Sapphire Energy, the San Diego-based algae biofuels startup that got much of its venture funding out of Seattle, and BioEnergy International of Quincy, MA, are among 19 biofuel refinery projects that were designated today to get as much as $564 million in federal funding.
Sapphire spokesman Tim Zenk says the company got a $50 million grant and $54-million loan guarantee needed to build a 300-acre integrated algal biorefinery in Southern New Mexico. He describes it as a pre-commercial demonstration plant intended to validate the economics as well as the technology Sapphire has developed to produce “green crude” that is equivalent to crude oil. BioEnergy also received a $50 million grant to build a demonstration plant in Lake Providence, LA, that is intended to use sorghum as a replacement for crude oil in the production of succinic acid, a petrochemical feedstock. The process developed by BioEnergy to convert sorghum into succinic acid also uses less energy per ton of succinic acid produced than the petroleum-based process.
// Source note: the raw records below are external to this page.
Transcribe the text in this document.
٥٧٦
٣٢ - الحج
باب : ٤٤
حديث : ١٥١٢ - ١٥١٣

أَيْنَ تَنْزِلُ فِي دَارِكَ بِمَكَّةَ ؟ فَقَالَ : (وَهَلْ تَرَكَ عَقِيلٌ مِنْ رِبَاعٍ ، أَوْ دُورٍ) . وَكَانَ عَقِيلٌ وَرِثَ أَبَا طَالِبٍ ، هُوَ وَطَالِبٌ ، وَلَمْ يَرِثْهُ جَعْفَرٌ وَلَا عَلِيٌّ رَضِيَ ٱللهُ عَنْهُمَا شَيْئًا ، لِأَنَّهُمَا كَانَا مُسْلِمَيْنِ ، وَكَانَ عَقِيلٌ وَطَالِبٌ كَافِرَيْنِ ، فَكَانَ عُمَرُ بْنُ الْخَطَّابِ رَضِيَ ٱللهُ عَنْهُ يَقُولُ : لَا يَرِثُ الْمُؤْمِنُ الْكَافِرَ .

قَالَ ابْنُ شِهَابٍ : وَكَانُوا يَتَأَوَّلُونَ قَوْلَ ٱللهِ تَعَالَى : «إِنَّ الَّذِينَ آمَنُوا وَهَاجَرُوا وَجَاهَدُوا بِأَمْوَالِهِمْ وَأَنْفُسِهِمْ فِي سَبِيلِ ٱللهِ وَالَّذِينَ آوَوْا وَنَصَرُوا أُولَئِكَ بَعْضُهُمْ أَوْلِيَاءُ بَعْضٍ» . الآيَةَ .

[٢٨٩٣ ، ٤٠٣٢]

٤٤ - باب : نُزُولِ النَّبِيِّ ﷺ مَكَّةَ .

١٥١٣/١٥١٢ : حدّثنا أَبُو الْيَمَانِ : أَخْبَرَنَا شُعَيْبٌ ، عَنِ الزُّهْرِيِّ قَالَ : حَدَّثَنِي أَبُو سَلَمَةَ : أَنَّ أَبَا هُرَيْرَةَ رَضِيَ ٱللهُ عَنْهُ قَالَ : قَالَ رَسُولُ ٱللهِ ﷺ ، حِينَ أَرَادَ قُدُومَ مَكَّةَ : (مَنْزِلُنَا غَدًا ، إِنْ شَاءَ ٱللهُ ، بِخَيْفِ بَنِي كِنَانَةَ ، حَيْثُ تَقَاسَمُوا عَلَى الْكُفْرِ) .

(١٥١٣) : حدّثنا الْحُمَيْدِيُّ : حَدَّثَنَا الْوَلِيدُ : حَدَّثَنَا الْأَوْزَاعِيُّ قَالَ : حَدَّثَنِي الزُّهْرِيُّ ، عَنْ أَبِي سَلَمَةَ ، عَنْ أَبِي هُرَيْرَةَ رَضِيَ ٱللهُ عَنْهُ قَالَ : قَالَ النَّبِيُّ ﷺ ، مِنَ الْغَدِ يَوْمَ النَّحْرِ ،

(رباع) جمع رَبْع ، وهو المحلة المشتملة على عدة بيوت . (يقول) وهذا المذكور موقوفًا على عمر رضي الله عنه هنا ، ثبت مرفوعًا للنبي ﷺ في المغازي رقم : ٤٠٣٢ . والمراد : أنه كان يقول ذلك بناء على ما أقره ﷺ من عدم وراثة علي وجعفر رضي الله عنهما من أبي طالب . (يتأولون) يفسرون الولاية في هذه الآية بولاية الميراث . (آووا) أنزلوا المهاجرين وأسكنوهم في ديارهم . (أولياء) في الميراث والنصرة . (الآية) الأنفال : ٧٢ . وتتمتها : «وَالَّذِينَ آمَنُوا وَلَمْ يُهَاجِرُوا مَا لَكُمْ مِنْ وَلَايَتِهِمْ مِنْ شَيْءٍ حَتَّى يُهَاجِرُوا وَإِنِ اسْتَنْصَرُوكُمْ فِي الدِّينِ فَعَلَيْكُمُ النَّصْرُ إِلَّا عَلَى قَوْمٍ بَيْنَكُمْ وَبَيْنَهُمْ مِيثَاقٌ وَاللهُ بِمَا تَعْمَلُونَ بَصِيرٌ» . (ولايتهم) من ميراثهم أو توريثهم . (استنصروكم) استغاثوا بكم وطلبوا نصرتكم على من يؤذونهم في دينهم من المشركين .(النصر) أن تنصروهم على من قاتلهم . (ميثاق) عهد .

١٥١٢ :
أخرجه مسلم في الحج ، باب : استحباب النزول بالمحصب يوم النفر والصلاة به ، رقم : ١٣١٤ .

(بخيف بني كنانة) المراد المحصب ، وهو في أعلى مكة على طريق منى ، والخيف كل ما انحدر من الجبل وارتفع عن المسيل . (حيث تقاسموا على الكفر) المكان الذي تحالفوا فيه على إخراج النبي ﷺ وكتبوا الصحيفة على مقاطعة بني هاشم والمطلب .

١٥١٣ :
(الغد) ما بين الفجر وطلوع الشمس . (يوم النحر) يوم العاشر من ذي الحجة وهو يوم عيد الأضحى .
Of the 19 projects designated to get funding in an announcement issued jointly today by the Energy and Agriculture Departments, Sapphire and BioEnergy account for two of four recipients that got $50 million each in grants. Most of the awards were less than $25 million, although more than $81.1 million was provided for an existing biomass ethanol refinery being built in Fulton, MS, by Bluefire Ethanol of Irvine, CA. The funding came through the American Recovery and Reinvestment Act to accelerate the construction and operation of pilot, demonstration, and commercial-scale biofuel facilities.
In the statement, Energy Secretary Steven Chu says, “These projects will help establish a domestic industry that will create jobs here at home and open new markets across rural America.” The grants announced today are collectively matched with more than $700 million in loan guarantees and other types of private and non-Federal cost-share funds.
The government also designated a $25 million grant for ZeaChem, a cellulosic ethanol company based in suburban Denver, CO, that is developing a pilot plant along the Columbia River in Boardman, OR, about 160 miles northeast of Portland. The project is intended to demonstrate the feasibility of using hybrid poplar trees grown as a crop to produce fuel-grade ethanol. The pilot plant also is intended to evaluate the feasibility of using other agricultural biomass as ethanol feedstocks.
In its list of recipients, the government says the funding for Sapphire is designated for a facility in Columbus, NM, intended to cultivate algae in ponds that will ultimately be converted into green fuels, such as jet fuel and diesel, using a refining process developed by Sapphire’s partner, Louisiana-based Dynamic Fuels. Venture funding for Sapphire has come from Arch Venture Partners of Seattle, Bill Gates’ Cascade Investment, Venrock Associates of Menlo Park, CA, and the UK-based Wellcome Trust.
Zenk says Sapphire intends to break ground for the project near the end of 2010, and production operations are expected to begin a year later.
“After we validate the techno-economics around this, then we’ll go to a fully commercial, 10,000-barrel-a-day facility,” Zenk says. That process would likely require operating the plant for a year, which means it will be at least three years before Sapphire will be ready to make a decision to move forward with full commercial operations.